Schools of public management and administration—there are more than a dozen at public universities in South Africa—are training significant numbers of undergraduate students who take up employment in the government, public sector entities and parastatals.They also provide postgraduate academic qualifications to students as well as middle and top managers in the bureaucracy.
Kuye said both politicians and these public managers can no longer hide their responsibility and accountability obligations. ‘There is consensus that the government needs to move away from planning to service delivery.
In this instance proper policy implementation is critical. Citizens are no longer impressed by policy plans. They are looking for results,” he said. ‘This is why schools of public management and administration should be relevant in terms of policy training to ensure a safe, democratic and orderly environment that is conducive to sustainable growth and the development of its citizens.”
But, despite huge problems in service delivery, Kuye does not believe the public sector is doing too badly. ‘If you look at the public sector, coming from the obscurity of apartheid, robust gains have been made by the government and it is not as bad as some would like to attest.
We came out of a revolution only 15 years ago and had to debunk some of the then existing theories.
Transformation is a gradual process. Change will take time.
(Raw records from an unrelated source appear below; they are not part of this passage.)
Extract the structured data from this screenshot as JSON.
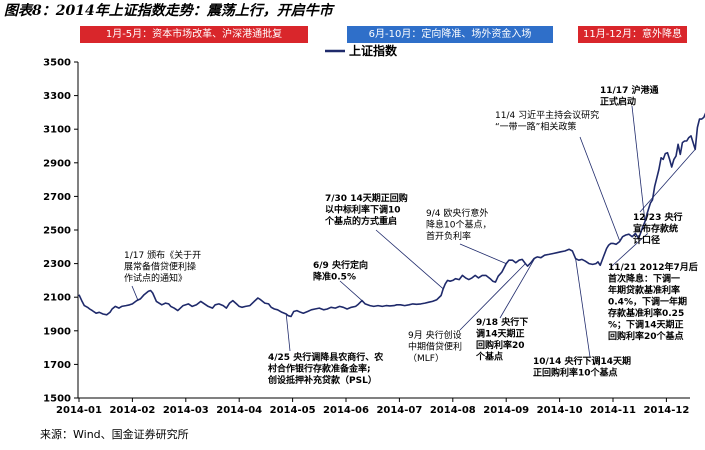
{
  "figure_title": "图表8：2014年上证指数走势：震荡上行，开启牛市",
  "source_note": "来源：Wind、国金证券研究所",
  "phases": [
    {
      "label": "1月-5月：资本市场改革、沪深港通批复",
      "color": "#d9262b"
    },
    {
      "label": "6月-10月：定向降准、场外资金入场",
      "color": "#2f6fc9"
    },
    {
      "label": "11月-12月：意外降息",
      "color": "#d9262b"
    }
  ],
  "chart_data": {
    "type": "line",
    "title": "",
    "xlabel": "",
    "ylabel": "",
    "x_axis": "month index, 0 = 2014-01 label, 11 = 2014-12 label",
    "x_ticks": [
      "2014-01",
      "2014-02",
      "2014-03",
      "2014-04",
      "2014-05",
      "2014-06",
      "2014-07",
      "2014-08",
      "2014-09",
      "2014-10",
      "2014-11",
      "2014-12"
    ],
    "ylim": [
      1500,
      3500
    ],
    "y_ticks": [
      1500,
      1700,
      1900,
      2100,
      2300,
      2500,
      2700,
      2900,
      3100,
      3300,
      3500
    ],
    "grid": false,
    "legend_position": "top-left",
    "series": [
      {
        "name": "上证指数",
        "color": "#1f2a6b",
        "points": [
          [
            0.0,
            2115
          ],
          [
            0.05,
            2080
          ],
          [
            0.1,
            2050
          ],
          [
            0.16,
            2040
          ],
          [
            0.2,
            2030
          ],
          [
            0.25,
            2020
          ],
          [
            0.32,
            2005
          ],
          [
            0.38,
            2010
          ],
          [
            0.45,
            2000
          ],
          [
            0.52,
            1995
          ],
          [
            0.58,
            2010
          ],
          [
            0.62,
            2030
          ],
          [
            0.68,
            2045
          ],
          [
            0.75,
            2035
          ],
          [
            0.8,
            2045
          ],
          [
            0.88,
            2050
          ],
          [
            0.95,
            2055
          ],
          [
            1.0,
            2060
          ],
          [
            1.08,
            2080
          ],
          [
            1.15,
            2090
          ],
          [
            1.22,
            2115
          ],
          [
            1.3,
            2135
          ],
          [
            1.34,
            2140
          ],
          [
            1.38,
            2125
          ],
          [
            1.45,
            2075
          ],
          [
            1.55,
            2055
          ],
          [
            1.62,
            2065
          ],
          [
            1.68,
            2060
          ],
          [
            1.72,
            2045
          ],
          [
            1.78,
            2035
          ],
          [
            1.85,
            2020
          ],
          [
            1.95,
            2050
          ],
          [
            2.05,
            2060
          ],
          [
            2.12,
            2045
          ],
          [
            2.2,
            2055
          ],
          [
            2.28,
            2075
          ],
          [
            2.35,
            2060
          ],
          [
            2.42,
            2045
          ],
          [
            2.5,
            2035
          ],
          [
            2.55,
            2055
          ],
          [
            2.62,
            2060
          ],
          [
            2.7,
            2050
          ],
          [
            2.76,
            2035
          ],
          [
            2.82,
            2065
          ],
          [
            2.88,
            2080
          ],
          [
            2.95,
            2060
          ],
          [
            3.0,
            2045
          ],
          [
            3.05,
            2040
          ],
          [
            3.12,
            2045
          ],
          [
            3.2,
            2050
          ],
          [
            3.28,
            2075
          ],
          [
            3.35,
            2095
          ],
          [
            3.4,
            2085
          ],
          [
            3.48,
            2065
          ],
          [
            3.55,
            2060
          ],
          [
            3.6,
            2040
          ],
          [
            3.66,
            2030
          ],
          [
            3.72,
            2025
          ],
          [
            3.8,
            2010
          ],
          [
            3.88,
            2000
          ],
          [
            3.92,
            1990
          ],
          [
            3.97,
            1985
          ],
          [
            4.02,
            2015
          ],
          [
            4.08,
            2020
          ],
          [
            4.15,
            2010
          ],
          [
            4.2,
            2005
          ],
          [
            4.28,
            2015
          ],
          [
            4.35,
            2025
          ],
          [
            4.42,
            2030
          ],
          [
            4.5,
            2035
          ],
          [
            4.58,
            2025
          ],
          [
            4.65,
            2030
          ],
          [
            4.72,
            2040
          ],
          [
            4.8,
            2035
          ],
          [
            4.88,
            2045
          ],
          [
            4.95,
            2040
          ],
          [
            5.02,
            2030
          ],
          [
            5.1,
            2040
          ],
          [
            5.18,
            2045
          ],
          [
            5.22,
            2055
          ],
          [
            5.3,
            2080
          ],
          [
            5.36,
            2060
          ],
          [
            5.45,
            2050
          ],
          [
            5.52,
            2045
          ],
          [
            5.6,
            2050
          ],
          [
            5.68,
            2045
          ],
          [
            5.75,
            2050
          ],
          [
            5.82,
            2048
          ],
          [
            5.9,
            2050
          ],
          [
            5.95,
            2055
          ],
          [
            6.02,
            2055
          ],
          [
            6.1,
            2050
          ],
          [
            6.18,
            2055
          ],
          [
            6.25,
            2060
          ],
          [
            6.32,
            2058
          ],
          [
            6.4,
            2060
          ],
          [
            6.48,
            2065
          ],
          [
            6.55,
            2070
          ],
          [
            6.62,
            2075
          ],
          [
            6.7,
            2085
          ],
          [
            6.78,
            2110
          ],
          [
            6.82,
            2150
          ],
          [
            6.86,
            2180
          ],
          [
            6.9,
            2200
          ],
          [
            6.95,
            2195
          ],
          [
            7.0,
            2200
          ],
          [
            7.05,
            2210
          ],
          [
            7.12,
            2205
          ],
          [
            7.18,
            2230
          ],
          [
            7.24,
            2215
          ],
          [
            7.3,
            2205
          ],
          [
            7.36,
            2215
          ],
          [
            7.42,
            2230
          ],
          [
            7.48,
            2215
          ],
          [
            7.55,
            2230
          ],
          [
            7.62,
            2230
          ],
          [
            7.7,
            2210
          ],
          [
            7.75,
            2195
          ],
          [
            7.8,
            2190
          ],
          [
            7.85,
            2225
          ],
          [
            7.92,
            2250
          ],
          [
            8.0,
            2300
          ],
          [
            8.05,
            2320
          ],
          [
            8.12,
            2320
          ],
          [
            8.18,
            2305
          ],
          [
            8.24,
            2320
          ],
          [
            8.3,
            2325
          ],
          [
            8.36,
            2300
          ],
          [
            8.4,
            2285
          ],
          [
            8.46,
            2305
          ],
          [
            8.52,
            2330
          ],
          [
            8.58,
            2340
          ],
          [
            8.65,
            2335
          ],
          [
            8.72,
            2350
          ],
          [
            8.8,
            2355
          ],
          [
            8.88,
            2360
          ],
          [
            8.95,
            2365
          ],
          [
            9.02,
            2370
          ],
          [
            9.1,
            2375
          ],
          [
            9.18,
            2385
          ],
          [
            9.24,
            2375
          ],
          [
            9.3,
            2330
          ],
          [
            9.36,
            2320
          ],
          [
            9.42,
            2325
          ],
          [
            9.48,
            2315
          ],
          [
            9.55,
            2300
          ],
          [
            9.62,
            2295
          ],
          [
            9.68,
            2300
          ],
          [
            9.72,
            2310
          ],
          [
            9.76,
            2290
          ],
          [
            9.82,
            2340
          ],
          [
            9.88,
            2390
          ],
          [
            9.92,
            2410
          ],
          [
            9.96,
            2420
          ],
          [
            10.0,
            2420
          ],
          [
            10.06,
            2415
          ],
          [
            10.12,
            2430
          ],
          [
            10.18,
            2460
          ],
          [
            10.24,
            2470
          ],
          [
            10.3,
            2475
          ],
          [
            10.36,
            2460
          ],
          [
            10.42,
            2480
          ],
          [
            10.48,
            2450
          ],
          [
            10.52,
            2485
          ],
          [
            10.56,
            2520
          ],
          [
            10.6,
            2550
          ],
          [
            10.64,
            2600
          ],
          [
            10.7,
            2660
          ],
          [
            10.74,
            2680
          ],
          [
            10.78,
            2760
          ],
          [
            10.82,
            2810
          ],
          [
            10.86,
            2860
          ],
          [
            10.9,
            2930
          ],
          [
            10.94,
            2920
          ],
          [
            10.98,
            2955
          ],
          [
            11.02,
            2960
          ],
          [
            11.06,
            2920
          ],
          [
            11.1,
            2875
          ],
          [
            11.14,
            2920
          ],
          [
            11.18,
            2940
          ],
          [
            11.22,
            3010
          ],
          [
            11.26,
            2950
          ],
          [
            11.3,
            3020
          ],
          [
            11.34,
            3030
          ],
          [
            11.38,
            3030
          ],
          [
            11.42,
            3050
          ],
          [
            11.46,
            3060
          ],
          [
            11.5,
            3020
          ],
          [
            11.54,
            2980
          ],
          [
            11.58,
            3110
          ],
          [
            11.62,
            3160
          ],
          [
            11.66,
            3160
          ],
          [
            11.7,
            3170
          ],
          [
            11.74,
            3200
          ],
          [
            11.76,
            3235
          ]
        ]
      }
    ],
    "annotations": [
      {
        "lines": [
          "1/17 颁布《关于开",
          "展常备借贷便利操",
          "作试点的通知》"
        ],
        "bold": false,
        "target": [
          1.1,
          2085
        ]
      },
      {
        "lines": [
          "4/25 央行调降县农商行、农",
          "村合作银行存款准备金率;",
          "创设抵押补充贷款（PSL）"
        ],
        "bold": true,
        "target": [
          3.88,
          2000
        ]
      },
      {
        "lines": [
          "6/9 央行定向",
          "降准0.5%"
        ],
        "bold": true,
        "target": [
          5.3,
          2080
        ]
      },
      {
        "lines": [
          "7/30 14天期正回购",
          "以中标利率下调10",
          "个基点的方式重启"
        ],
        "bold": true,
        "target": [
          6.82,
          2150
        ]
      },
      {
        "lines": [
          "9/4 欧央行意外",
          "降息10个基点，",
          "首开负利率"
        ],
        "bold": false,
        "target": [
          8.0,
          2300
        ]
      },
      {
        "lines": [
          "9月 央行创设",
          "中期借贷便利",
          "（MLF）"
        ],
        "bold": false,
        "target": [
          8.36,
          2300
        ]
      },
      {
        "lines": [
          "9/18 央行下",
          "调14天期正",
          "回购利率20",
          "个基点"
        ],
        "bold": true,
        "target": [
          8.55,
          2340
        ]
      },
      {
        "lines": [
          "10/14 央行下调14天期",
          "正回购利率10个基点"
        ],
        "bold": true,
        "target": [
          9.3,
          2330
        ]
      },
      {
        "lines": [
          "11/4 习近平主持会议研究",
          "“一带一路”相关政策"
        ],
        "bold": false,
        "target": [
          10.12,
          2440
        ]
      },
      {
        "lines": [
          "11/17 沪港通",
          "正式启动"
        ],
        "bold": true,
        "target": [
          10.6,
          2550
        ]
      },
      {
        "lines": [
          "11/21 2012年7月后",
          "首次降息：下调一",
          "年期贷款基准利率",
          "0.4%，下调一年期",
          "存款基准利率0.25",
          "%；下调14天期正",
          "回购利率20个基点"
        ],
        "bold": true,
        "target": [
          10.65,
          2480
        ]
      },
      {
        "lines": [
          "12/23 央行",
          "宣布存款统",
          "计口径"
        ],
        "bold": true,
        "target": [
          11.54,
          2980
        ]
      }
    ]
  }
}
We are in an incremental evolution—evolving a new template of government and leadership,” he said.
More empirical research about the state of public administration in South Africa is also necessary. ‘Research should focus on contemporary policies, but also innovative policies for the country.
Best practices should assist with proper service delivery programmes and policy implementation,” he said.
Schools of public management and administration should become more involved with solutions in future. ‘They should become part of the solution and be more focused on creating advisory support to the state at all levels.
Schools should run together [and even set the pace] with government in achieving its ideals in service delivery and development,” Kuye said.